Analyses: Descriptive analyses included raw percentages and cross-tabs chi-square bivariate tests. A binary logistic regression test was used to ascertain significant predictors of SC-use across the three psychosocial domains.
Results:
Overall 19.6% of clients reported SC-use. Caucasian males who were older the 16-years-of-age or older and that were court referred to treatment reported the greatest SC-use, although not significant at the bivariate-level. The binary logistic regression analysis, χ²(7, 1,824)=303.308, p<.000 resulted in significant predictors of SC-use across all three behavioral domains. Marijuana use (OR = 4.35; CI = 2.23 – 8.45), cocaine use (OR = 2.83; CI = 1.90 – 4.25), and opioid use (OR = 2.54; CI = 1.83 – 3.51) were statistically significant predictors in the substance use domain.

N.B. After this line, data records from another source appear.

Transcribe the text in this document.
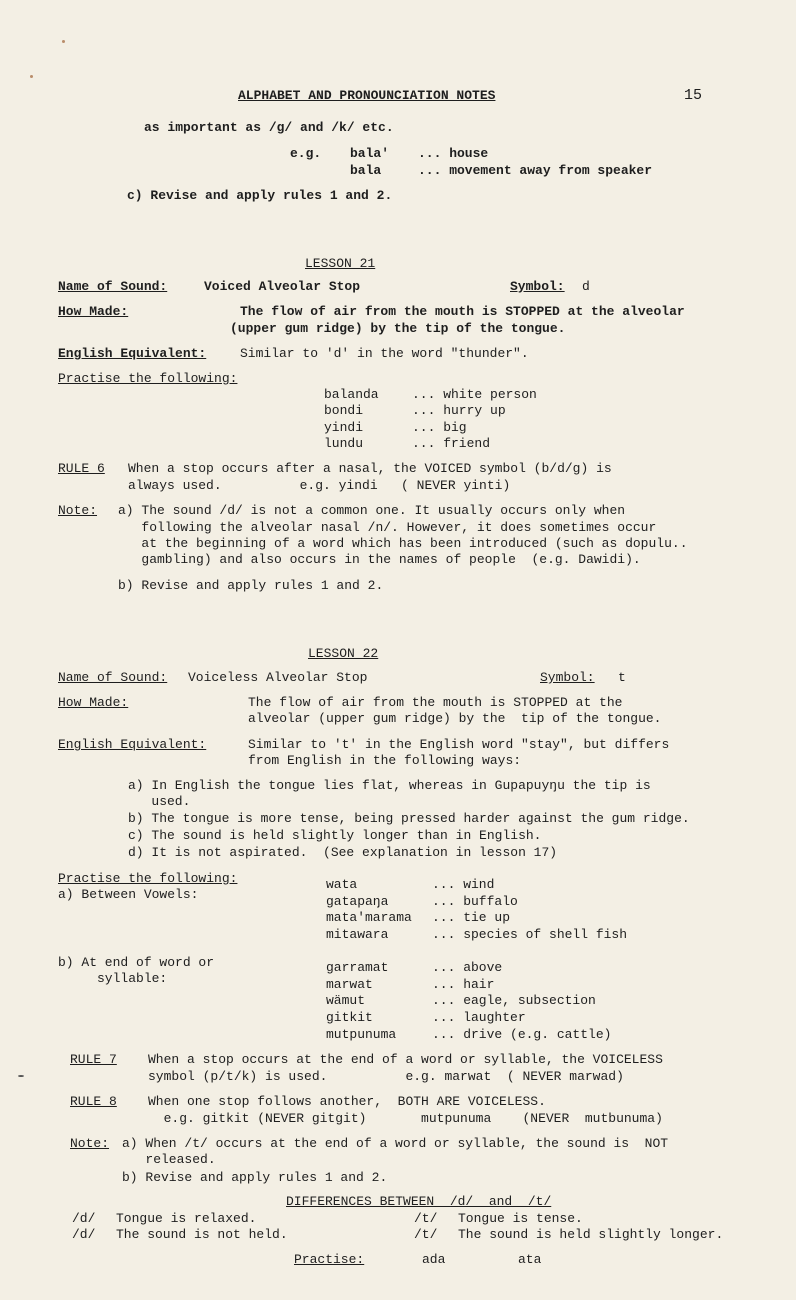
ALPHABET AND PRONOUNCIATION NOTES	15
as important as /g/ and /k/ etc.
e.g. bala' ... house
bala	... movement away from speaker
c) Revise and apply rules 1 and 2.
LESSON 21
Name of Sound:	Voiced Alveolar Stop	Symbol: d
How Made:	The flow of air from the mouth is STOPPED at the alveolar
(upper gum ridge) by the tip of the tongue.
English Equivalent:	Similar to 'd' in the word "thunder".
Practise the following:
balanda	... white person
bondi	... hurry up
yindi	... big
lundu	... friend
RULE 6 When a stop occurs after a nasal, the VOICED symbol (b/d/g) is
always used.          e.g. yindi   ( NEVER yinti)
Note: a) The sound /d/ is not a common one. It usually occurs only when
following the alveolar nasal /n/. However, it does sometimes occur
at the beginning of a word which has been introduced (such as dopulu..
gambling) and also occurs in the names of people  (e.g. Dawidi).
b) Revise and apply rules 1 and 2.
LESSON 22
Name of Sound: Voiceless Alveolar Stop	Symbol: t
How Made:	The flow of air from the mouth is STOPPED at the
alveolar (upper gum ridge) by the  tip of the tongue.
English Equivalent:	Similar to 't' in the English word "stay", but differs
from English in the following ways:
a) In English the tongue lies flat, whereas in Gupapuyŋu the tip is
used.
b) The tongue is more tense, being pressed harder against the gum ridge.
c) The sound is held slightly longer than in English.
d) It is not aspirated.  (See explanation in lesson 17)
Practise the following:
a) Between Vowels:
wata	... wind
gatapaŋa	... buffalo
mata'marama ... tie up
mitawara	... species of shell fish
b) At end of word or
syllable:
garramat	... above
marwat	... hair
wämut	... eagle, subsection
gitkit	... laughter
mutpunuma	... drive (e.g. cattle)
RULE 7 When a stop occurs at the end of a word or syllable, the VOICELESS
symbol (p/t/k) is used.          e.g. marwat  ( NEVER marwad)
RULE 8 When one stop follows another,  BOTH ARE VOICELESS.
e.g. gitkit (NEVER gitgit)       mutpunuma    (NEVER  mutbunuma)
Note: a) When /t/ occurs at the end of a word or syllable, the sound is  NOT
released.
b) Revise and apply rules 1 and 2.
DIFFERENCES BETWEEN  /d/  and  /t/
/d/ Tongue is relaxed.	/t/ Tongue is tense.
/d/ The sound is not held.	/t/ The sound is held slightly longer.
Practise:	ada	ata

Emotional neglect (OR = 1.94; CI = 1.22 – 3.09) was the only statistically significant predictor of SC-use in the interpersonal victimization domain, and clients meeting criteria for externalizing problems (OR = 1.52; CI = 1.12 – 2.10) was the statistically significant mental health predictor of SC-use.
Conclusions:
SC-use predictors included behavioral conduct issues, marijuana use and other drug use, and neglect/maltreatment histories. These predictors should be considered during clinical encounters with adolescents and in development of substance abuse prevention programs.